On rêverait de voir juste une minuscule partie des centaines de millions de ceux qui aiment le sport se mobiliser à l’image des jeunes militants de Fridays for Future contre le réchauffement climatique. Pour une lutte certes moins dramatique que celle pour la survie de la planète, mais qui voudrait dire : stop à ceux qui sont incapables de prendre soin de ce qui leur est confié, qui le sacrifient à des non-valeurs, au culte de l’argent et du pouvoir. Assez !

Entre sauver la planète et sauver le sport de haut niveau, il ne semble pas y avoir de commune mesure. Et cependant, si on sauvait les deux ? Les fous de sport devraient réfléchir à ceci : il y a quelques semaines, des joueuses de l’Open d’Australie de tennis ont dû cesser de jouer, prises de quintes de toux
provoquées par la fumée toxique des feux qui carbonisent le pays.

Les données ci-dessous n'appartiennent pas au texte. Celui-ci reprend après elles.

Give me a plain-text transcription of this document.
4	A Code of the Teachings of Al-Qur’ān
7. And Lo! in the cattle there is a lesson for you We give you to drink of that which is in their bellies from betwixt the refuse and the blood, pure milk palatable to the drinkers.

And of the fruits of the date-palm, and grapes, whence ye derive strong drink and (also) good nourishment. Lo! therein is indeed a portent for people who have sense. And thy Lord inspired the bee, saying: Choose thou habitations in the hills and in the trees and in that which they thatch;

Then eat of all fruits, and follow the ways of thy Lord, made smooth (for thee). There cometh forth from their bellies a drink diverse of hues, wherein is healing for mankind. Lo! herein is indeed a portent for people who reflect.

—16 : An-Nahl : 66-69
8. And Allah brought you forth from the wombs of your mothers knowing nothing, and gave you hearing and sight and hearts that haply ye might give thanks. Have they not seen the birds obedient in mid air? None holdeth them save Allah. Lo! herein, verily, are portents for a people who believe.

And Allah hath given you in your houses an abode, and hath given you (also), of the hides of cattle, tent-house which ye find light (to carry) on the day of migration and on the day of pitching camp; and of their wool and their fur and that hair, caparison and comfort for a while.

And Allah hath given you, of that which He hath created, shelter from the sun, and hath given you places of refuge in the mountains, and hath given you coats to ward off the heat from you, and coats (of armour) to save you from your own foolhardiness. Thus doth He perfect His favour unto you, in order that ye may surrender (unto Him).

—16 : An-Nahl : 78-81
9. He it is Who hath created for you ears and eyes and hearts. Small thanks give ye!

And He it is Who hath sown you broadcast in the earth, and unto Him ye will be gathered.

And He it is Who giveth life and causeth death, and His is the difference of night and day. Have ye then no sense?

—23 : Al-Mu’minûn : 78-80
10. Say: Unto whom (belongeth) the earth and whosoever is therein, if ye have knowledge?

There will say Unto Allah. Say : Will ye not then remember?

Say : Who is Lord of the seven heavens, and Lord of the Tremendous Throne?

Faudra-t-il un jour faire pratiquer tous les sports indoor, entourés d’un monde où sortir sera devenu un risque majeur ? Tout se tient. Défendre la planète, évidemment. Mais défendre certains aspects de notre civilisation -et le sport en est incontestablement un- est là aussi important. A quand des Saturdays for Future en Angleterre, en France, en Italie, au Brésil, en Côte d’Ivoire, devant les sièges des fédérations ? D’objet de pure consommation, le sport deviendrait alors majeur et responsable.